I'm trying to use Blender to create synthetic image for use with OpenCV's pose estimation (specifically, OpenCV's findEssentialMat and recoverPose). However, I found that the rotation matrix R that OpenCV returns corrects for rotations along the camera's Y and Z axes, but not its X axis. I suspect this is because Blender and OpenCV have different camera models (see diagram), but I can't figure out how to correct for this. How would I take a rotation matrix made using OpenCV's camera model and apply it to Blender's camera model?

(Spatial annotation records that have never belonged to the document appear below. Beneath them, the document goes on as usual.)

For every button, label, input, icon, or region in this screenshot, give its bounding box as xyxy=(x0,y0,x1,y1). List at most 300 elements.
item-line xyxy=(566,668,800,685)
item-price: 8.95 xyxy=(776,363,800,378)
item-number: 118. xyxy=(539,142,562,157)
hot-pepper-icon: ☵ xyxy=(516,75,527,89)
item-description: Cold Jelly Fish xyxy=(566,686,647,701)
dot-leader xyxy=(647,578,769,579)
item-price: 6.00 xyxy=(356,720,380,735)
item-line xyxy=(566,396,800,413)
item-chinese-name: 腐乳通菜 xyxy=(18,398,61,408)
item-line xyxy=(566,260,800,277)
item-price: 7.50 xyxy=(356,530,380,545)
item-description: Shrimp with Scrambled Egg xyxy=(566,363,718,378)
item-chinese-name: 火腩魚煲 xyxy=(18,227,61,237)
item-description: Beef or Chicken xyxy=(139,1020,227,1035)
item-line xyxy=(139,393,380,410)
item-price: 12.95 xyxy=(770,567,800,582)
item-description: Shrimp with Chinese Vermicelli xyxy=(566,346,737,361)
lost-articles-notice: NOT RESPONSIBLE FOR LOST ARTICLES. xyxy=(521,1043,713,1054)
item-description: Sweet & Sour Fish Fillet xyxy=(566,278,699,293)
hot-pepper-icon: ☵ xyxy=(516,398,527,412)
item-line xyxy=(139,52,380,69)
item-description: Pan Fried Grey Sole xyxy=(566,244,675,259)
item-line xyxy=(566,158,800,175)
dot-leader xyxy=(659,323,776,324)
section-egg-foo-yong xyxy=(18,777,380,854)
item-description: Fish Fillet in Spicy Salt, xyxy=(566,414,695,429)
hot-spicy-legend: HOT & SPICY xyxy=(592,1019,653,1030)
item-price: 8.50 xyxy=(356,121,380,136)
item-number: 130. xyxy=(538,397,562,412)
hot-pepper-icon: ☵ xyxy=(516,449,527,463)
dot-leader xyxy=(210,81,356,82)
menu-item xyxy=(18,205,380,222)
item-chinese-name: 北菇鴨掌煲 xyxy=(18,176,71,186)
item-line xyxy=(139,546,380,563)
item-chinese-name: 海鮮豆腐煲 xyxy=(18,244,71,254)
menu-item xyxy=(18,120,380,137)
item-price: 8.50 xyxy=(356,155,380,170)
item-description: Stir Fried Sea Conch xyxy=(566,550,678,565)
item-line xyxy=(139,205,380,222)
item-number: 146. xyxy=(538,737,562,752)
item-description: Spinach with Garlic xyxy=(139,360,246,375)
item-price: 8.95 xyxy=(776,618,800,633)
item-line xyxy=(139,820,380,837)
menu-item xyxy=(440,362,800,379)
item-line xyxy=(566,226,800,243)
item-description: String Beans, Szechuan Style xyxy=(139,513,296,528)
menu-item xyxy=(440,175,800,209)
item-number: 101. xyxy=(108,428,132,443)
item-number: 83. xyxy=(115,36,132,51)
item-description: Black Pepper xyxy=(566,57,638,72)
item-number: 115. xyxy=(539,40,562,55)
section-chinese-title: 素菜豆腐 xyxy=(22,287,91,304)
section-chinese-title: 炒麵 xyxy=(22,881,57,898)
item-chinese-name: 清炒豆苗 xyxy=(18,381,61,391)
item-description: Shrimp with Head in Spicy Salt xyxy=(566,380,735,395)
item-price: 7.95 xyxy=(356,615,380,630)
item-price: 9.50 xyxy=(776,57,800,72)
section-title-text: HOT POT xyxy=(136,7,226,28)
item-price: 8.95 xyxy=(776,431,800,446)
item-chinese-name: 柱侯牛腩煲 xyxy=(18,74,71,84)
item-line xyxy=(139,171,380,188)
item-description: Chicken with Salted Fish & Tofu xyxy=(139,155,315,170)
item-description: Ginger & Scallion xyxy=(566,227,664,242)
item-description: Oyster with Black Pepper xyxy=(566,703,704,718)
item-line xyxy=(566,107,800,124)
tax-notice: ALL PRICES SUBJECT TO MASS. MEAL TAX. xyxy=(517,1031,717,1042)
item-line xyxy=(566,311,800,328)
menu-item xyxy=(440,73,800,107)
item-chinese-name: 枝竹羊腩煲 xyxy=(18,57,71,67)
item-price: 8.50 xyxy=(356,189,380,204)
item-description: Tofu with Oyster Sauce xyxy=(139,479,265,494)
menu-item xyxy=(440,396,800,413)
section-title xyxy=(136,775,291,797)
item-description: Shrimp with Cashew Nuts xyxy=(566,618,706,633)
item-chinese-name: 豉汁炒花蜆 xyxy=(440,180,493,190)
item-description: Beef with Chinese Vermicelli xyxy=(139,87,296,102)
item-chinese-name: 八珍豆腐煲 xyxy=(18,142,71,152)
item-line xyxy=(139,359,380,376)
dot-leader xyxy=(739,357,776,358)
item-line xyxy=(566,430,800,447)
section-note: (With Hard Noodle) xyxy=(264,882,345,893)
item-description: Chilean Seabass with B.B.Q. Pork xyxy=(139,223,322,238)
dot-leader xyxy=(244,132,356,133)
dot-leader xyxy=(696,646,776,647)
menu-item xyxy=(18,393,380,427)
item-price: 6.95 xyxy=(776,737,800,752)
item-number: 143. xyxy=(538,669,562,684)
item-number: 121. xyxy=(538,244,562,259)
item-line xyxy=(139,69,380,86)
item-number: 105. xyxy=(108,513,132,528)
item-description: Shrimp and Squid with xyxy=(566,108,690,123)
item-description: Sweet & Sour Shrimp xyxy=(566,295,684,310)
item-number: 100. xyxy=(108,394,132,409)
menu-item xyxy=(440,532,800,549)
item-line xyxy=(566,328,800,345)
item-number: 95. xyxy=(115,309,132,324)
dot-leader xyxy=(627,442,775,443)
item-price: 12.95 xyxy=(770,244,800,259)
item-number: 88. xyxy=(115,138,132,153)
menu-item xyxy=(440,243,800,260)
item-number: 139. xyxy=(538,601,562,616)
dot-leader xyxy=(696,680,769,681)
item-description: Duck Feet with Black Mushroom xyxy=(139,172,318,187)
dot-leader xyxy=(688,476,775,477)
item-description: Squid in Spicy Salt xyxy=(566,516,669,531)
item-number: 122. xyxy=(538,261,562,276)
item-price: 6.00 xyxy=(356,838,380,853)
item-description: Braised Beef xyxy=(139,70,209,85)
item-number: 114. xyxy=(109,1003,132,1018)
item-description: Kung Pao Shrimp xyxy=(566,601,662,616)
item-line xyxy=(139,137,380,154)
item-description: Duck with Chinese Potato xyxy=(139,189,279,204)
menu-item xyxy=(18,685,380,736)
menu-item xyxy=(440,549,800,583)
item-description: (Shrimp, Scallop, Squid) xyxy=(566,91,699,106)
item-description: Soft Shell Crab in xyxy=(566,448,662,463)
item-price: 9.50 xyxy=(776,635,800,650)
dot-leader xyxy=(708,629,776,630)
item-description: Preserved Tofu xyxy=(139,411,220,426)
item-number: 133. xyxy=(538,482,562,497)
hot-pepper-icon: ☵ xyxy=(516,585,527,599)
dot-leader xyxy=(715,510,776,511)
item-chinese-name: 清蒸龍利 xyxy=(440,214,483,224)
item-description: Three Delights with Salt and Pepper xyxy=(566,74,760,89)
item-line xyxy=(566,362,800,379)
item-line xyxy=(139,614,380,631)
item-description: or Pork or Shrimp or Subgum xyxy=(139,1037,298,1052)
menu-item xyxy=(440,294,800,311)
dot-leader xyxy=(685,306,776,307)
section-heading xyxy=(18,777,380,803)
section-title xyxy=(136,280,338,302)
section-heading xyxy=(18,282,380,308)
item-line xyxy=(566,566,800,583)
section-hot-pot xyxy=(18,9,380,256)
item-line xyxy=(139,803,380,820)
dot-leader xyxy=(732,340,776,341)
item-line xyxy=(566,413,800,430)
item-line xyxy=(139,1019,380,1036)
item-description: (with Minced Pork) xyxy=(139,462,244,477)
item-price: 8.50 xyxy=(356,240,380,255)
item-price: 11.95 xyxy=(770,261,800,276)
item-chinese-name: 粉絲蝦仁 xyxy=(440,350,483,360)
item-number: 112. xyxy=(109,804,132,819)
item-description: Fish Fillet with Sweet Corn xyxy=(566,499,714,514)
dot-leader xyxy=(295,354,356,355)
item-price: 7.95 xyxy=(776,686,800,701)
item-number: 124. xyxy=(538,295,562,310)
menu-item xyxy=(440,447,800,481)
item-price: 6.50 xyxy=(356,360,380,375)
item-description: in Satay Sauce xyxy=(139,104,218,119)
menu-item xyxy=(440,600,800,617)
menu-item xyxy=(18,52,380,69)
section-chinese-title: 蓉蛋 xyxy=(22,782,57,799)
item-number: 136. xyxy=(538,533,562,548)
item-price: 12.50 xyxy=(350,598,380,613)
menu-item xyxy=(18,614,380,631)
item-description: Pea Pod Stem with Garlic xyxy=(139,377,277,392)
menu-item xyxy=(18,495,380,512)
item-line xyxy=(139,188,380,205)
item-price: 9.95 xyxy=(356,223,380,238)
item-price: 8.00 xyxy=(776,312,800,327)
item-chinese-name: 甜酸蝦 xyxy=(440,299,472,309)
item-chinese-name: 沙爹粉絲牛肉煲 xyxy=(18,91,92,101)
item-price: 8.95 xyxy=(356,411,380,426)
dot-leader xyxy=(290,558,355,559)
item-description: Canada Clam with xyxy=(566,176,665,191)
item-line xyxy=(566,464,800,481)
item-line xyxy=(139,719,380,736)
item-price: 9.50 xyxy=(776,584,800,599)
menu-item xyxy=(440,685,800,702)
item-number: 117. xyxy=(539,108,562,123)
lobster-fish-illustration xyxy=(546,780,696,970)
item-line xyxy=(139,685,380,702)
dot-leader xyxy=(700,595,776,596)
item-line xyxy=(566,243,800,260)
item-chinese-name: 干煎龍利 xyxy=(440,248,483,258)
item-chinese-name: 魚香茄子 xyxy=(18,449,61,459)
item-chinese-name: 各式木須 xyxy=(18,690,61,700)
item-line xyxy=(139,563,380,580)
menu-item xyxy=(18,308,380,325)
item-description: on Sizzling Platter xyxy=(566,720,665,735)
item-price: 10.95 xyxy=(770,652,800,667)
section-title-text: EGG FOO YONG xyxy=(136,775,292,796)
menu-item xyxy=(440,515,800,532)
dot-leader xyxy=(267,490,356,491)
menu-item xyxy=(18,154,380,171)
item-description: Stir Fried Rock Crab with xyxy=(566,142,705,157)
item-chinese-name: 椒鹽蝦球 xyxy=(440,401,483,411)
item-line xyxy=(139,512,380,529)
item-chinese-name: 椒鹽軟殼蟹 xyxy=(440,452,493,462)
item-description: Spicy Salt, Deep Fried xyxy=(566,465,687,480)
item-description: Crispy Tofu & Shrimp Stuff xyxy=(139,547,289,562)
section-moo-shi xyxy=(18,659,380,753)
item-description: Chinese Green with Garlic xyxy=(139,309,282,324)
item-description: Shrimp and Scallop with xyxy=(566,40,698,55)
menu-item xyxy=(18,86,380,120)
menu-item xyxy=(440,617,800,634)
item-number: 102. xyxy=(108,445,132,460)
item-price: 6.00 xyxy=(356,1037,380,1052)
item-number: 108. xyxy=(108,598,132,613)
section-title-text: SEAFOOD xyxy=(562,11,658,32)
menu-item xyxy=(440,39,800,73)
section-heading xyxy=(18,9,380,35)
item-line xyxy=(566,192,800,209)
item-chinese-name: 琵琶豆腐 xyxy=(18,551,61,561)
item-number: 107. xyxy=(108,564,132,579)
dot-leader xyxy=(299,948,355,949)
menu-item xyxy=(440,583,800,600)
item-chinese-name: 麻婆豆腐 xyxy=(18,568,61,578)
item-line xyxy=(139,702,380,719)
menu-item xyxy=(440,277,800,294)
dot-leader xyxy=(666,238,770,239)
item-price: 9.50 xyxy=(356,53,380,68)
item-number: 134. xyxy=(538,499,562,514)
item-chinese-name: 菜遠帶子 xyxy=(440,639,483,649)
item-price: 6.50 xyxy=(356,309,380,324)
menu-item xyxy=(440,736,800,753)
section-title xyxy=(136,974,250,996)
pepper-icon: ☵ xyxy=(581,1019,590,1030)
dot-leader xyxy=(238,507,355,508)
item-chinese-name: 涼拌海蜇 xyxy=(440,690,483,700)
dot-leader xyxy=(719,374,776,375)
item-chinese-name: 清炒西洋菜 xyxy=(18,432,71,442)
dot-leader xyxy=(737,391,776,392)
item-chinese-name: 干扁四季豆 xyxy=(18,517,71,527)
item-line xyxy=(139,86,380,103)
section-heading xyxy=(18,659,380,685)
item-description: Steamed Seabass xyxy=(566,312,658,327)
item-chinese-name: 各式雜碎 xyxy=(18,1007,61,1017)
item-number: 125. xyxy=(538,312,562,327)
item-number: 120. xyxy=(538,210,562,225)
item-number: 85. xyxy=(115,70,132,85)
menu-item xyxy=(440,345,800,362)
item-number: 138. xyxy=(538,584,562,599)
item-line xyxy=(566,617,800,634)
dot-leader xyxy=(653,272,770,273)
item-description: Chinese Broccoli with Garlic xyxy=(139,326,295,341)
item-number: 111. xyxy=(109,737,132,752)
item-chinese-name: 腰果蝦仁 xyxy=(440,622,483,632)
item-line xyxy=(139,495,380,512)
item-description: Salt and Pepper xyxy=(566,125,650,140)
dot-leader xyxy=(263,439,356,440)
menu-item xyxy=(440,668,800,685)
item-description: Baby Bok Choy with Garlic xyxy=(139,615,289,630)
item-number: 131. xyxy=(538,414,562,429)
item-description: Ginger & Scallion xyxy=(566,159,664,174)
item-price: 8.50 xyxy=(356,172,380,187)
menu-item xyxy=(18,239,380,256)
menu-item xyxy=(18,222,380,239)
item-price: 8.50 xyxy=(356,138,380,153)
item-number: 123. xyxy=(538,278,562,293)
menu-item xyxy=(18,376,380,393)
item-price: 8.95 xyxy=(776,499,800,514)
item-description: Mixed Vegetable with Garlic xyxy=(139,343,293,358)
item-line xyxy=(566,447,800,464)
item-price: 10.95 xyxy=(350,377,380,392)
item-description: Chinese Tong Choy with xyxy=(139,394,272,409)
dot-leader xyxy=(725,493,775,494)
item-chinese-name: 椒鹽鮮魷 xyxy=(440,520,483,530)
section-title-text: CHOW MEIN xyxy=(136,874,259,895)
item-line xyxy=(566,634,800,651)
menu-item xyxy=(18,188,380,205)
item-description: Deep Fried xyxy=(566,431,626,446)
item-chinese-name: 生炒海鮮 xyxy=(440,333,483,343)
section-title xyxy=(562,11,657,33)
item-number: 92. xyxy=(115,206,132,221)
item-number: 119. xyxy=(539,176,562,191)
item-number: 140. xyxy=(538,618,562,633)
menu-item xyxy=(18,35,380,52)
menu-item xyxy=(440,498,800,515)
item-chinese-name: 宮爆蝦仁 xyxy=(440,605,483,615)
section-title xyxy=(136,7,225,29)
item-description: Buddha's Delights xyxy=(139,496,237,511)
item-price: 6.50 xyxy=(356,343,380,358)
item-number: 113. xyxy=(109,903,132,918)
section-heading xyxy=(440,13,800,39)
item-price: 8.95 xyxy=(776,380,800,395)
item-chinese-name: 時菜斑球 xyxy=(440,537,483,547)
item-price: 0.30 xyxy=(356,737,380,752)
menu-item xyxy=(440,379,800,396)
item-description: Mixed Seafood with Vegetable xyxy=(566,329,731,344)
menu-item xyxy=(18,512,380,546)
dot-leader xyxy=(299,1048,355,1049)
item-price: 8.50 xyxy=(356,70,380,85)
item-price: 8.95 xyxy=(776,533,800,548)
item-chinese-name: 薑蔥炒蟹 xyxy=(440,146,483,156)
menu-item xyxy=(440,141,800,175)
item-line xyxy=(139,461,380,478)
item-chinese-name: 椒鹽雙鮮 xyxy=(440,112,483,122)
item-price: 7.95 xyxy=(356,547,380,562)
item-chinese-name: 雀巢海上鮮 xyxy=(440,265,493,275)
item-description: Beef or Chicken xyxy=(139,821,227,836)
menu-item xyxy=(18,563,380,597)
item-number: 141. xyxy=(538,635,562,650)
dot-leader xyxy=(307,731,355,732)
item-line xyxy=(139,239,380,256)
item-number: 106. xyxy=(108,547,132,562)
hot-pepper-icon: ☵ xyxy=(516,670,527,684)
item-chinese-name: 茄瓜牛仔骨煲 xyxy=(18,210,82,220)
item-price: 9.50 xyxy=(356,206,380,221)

Blender vs. OpenCV Cameras

Additional Details

To test this, I rendered a scene from (0, 0, 30) using an identity camera rotation, then rotated the camera by 10 degrees along X, Y and Z. First, here's the identity rotation matrix (no rotation): The original scene (identity rotation).

Here's a 10-degree rotation around X: 10 degree rotation around X

And here's a 10-degree rotation around Y: 10 degree rotation around Y

Finally, here's a 10-degree rotation around Z: 10 degree rotation around Z

Applying the rotation matrix OpenCV returns (for the estimated transformation between the rotated image and the original) corrects for all of these rotations except around X, which looks like this: incorrect correction around X

It seems that instead of correctly rotating by -10 degrees around X, the rotation matrix rotates a further 10 degrees around X.


Solution

  • Going from an OpenCV matrix to Blender could be accomplished by multiplying by another rotation matrix to compensate for the change in coordinates systems.

    mat = [[1, 0, 0], 
           [0, -1, 0], 
           [0, 0, -1]]
    

    You said the Y and Z components are already being compensated for so perhaps the negative of the matrix is what you need?